If you like Zorn's Parachute years, The Art Ensemble of Chicago - Nessa box set would be of interest. Lots of clattering, duck calls, and wild improvisation. I haven't heard anything else I like from them, though.
I have lots of good luck with Han Bennink, Brotzmann (and most of the groups except the Chicago Tentet + 1), Paul Dunmall (more musical), Peter Kowald (more musical), John Butcher, Irene Schweizer (Jazz Meets India), and various drummers (Nasheet Waits, for instance). If you like AMM, Iskra 1903, and other Emanem groups, is a cool little scene of kitchen improvisation, electronics, and electro-acoustics. If you're interested in improvised psychedelia, the obvious choices are late-60s/early-70s Miles Davis and Alice Coltraine. I wish there was more like AAyler, but I haven't had any luck finding it. He's uniquely lyrical, just as Jerry Garcia was.
Some of the krautrock scene incorporated free jazz, but maybe that is for another thread. Guru Guru fusion. Xhol Caravan, etc.

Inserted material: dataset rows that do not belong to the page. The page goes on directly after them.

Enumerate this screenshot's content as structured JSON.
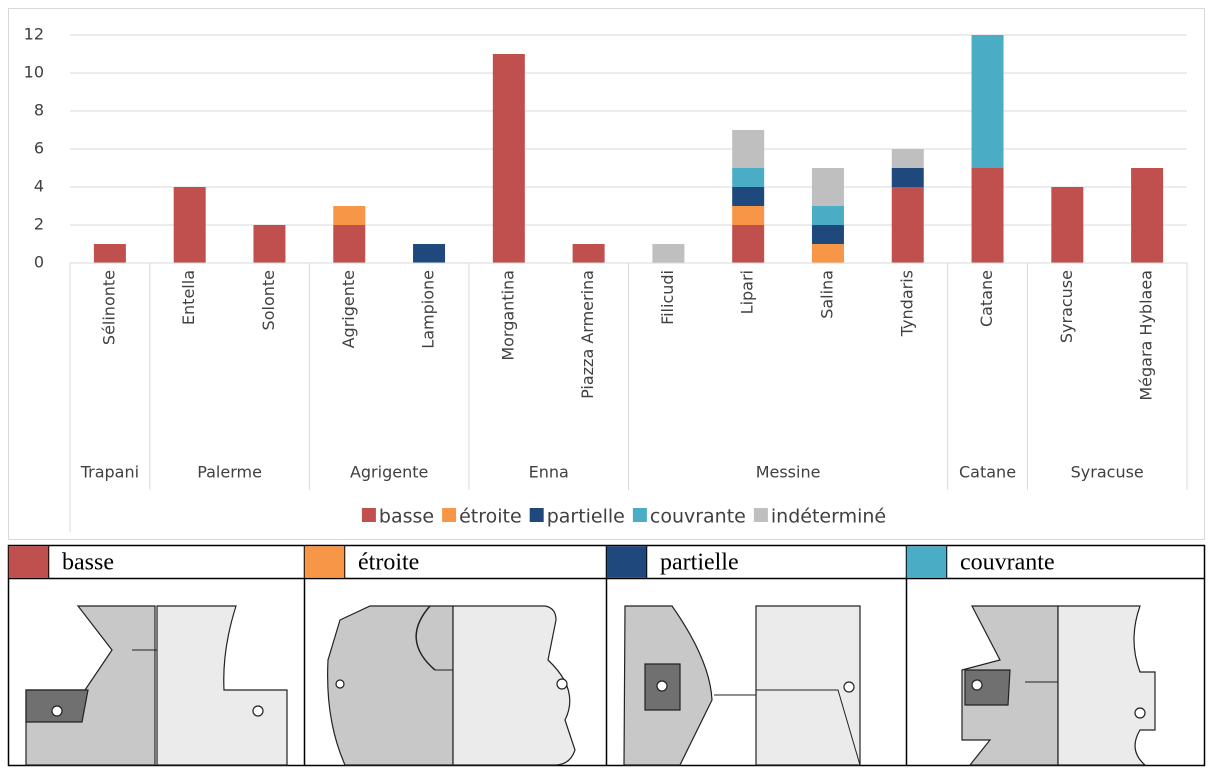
{
  "chart_data": {
    "type": "stacked_bar",
    "groups": [
      {
        "label": "Trapani",
        "categories": [
          "Sélinonte"
        ]
      },
      {
        "label": "Palerme",
        "categories": [
          "Entella",
          "Solonte"
        ]
      },
      {
        "label": "Agrigente",
        "categories": [
          "Agrigente",
          "Lampione"
        ]
      },
      {
        "label": "Enna",
        "categories": [
          "Morgantina",
          "Piazza Armerina"
        ]
      },
      {
        "label": "Messine",
        "categories": [
          "Filicudi",
          "Lipari",
          "Salina",
          "Tyndaris"
        ]
      },
      {
        "label": "Catane",
        "categories": [
          "Catane"
        ]
      },
      {
        "label": "Syracuse",
        "categories": [
          "Syracuse",
          "Mégara Hyblaea"
        ]
      }
    ],
    "series": [
      {
        "name": "basse",
        "color": "#c0504d",
        "values": [
          1,
          4,
          2,
          2,
          0,
          11,
          1,
          0,
          2,
          0,
          4,
          5,
          4,
          5
        ]
      },
      {
        "name": "étroite",
        "color": "#f79646",
        "values": [
          0,
          0,
          0,
          1,
          0,
          0,
          0,
          0,
          1,
          1,
          0,
          0,
          0,
          0
        ]
      },
      {
        "name": "partielle",
        "color": "#1f497d",
        "values": [
          0,
          0,
          0,
          0,
          1,
          0,
          0,
          0,
          1,
          1,
          1,
          0,
          0,
          0
        ]
      },
      {
        "name": "couvrante",
        "color": "#4bacc6",
        "values": [
          0,
          0,
          0,
          0,
          0,
          0,
          0,
          0,
          1,
          1,
          0,
          7,
          0,
          0
        ]
      },
      {
        "name": "indéterminé",
        "color": "#bfbfbf",
        "values": [
          0,
          0,
          0,
          0,
          0,
          0,
          0,
          1,
          2,
          2,
          1,
          0,
          0,
          0
        ]
      }
    ],
    "ylim": [
      0,
      12
    ],
    "yticks": [
      0,
      2,
      4,
      6,
      8,
      10,
      12
    ],
    "grid": true,
    "legend": "bottom"
  },
  "legend_table": {
    "columns": [
      {
        "label": "basse",
        "color": "#c0504d"
      },
      {
        "label": "étroite",
        "color": "#f79646"
      },
      {
        "label": "partielle",
        "color": "#1f497d"
      },
      {
        "label": "couvrante",
        "color": "#4bacc6"
      }
    ]
  }
}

I haven't had a lot of luck with Sun Ra. The best album I've heard so far is Astro Black, and I like some of the Heliocentric Worlds series. I haven't been able to get into Anthony Braxton, either.
I relate very little of this to noise, though. I see why it is, but I don't compartmentalize it like that. Even when seeing Brotzmann live and watching him play his joke on us all while he lazily blasts his lungs for the 4000th time, I'm not thinking noise. If I associate it with any other period or style, it strikes me as psychedelic and of jam band orientation. I don't really care for the language or tonality of jazz, so it fits into extremely tiny pinholes of mood and desire. It's a world I rarely tap and that is unto itself in my associations.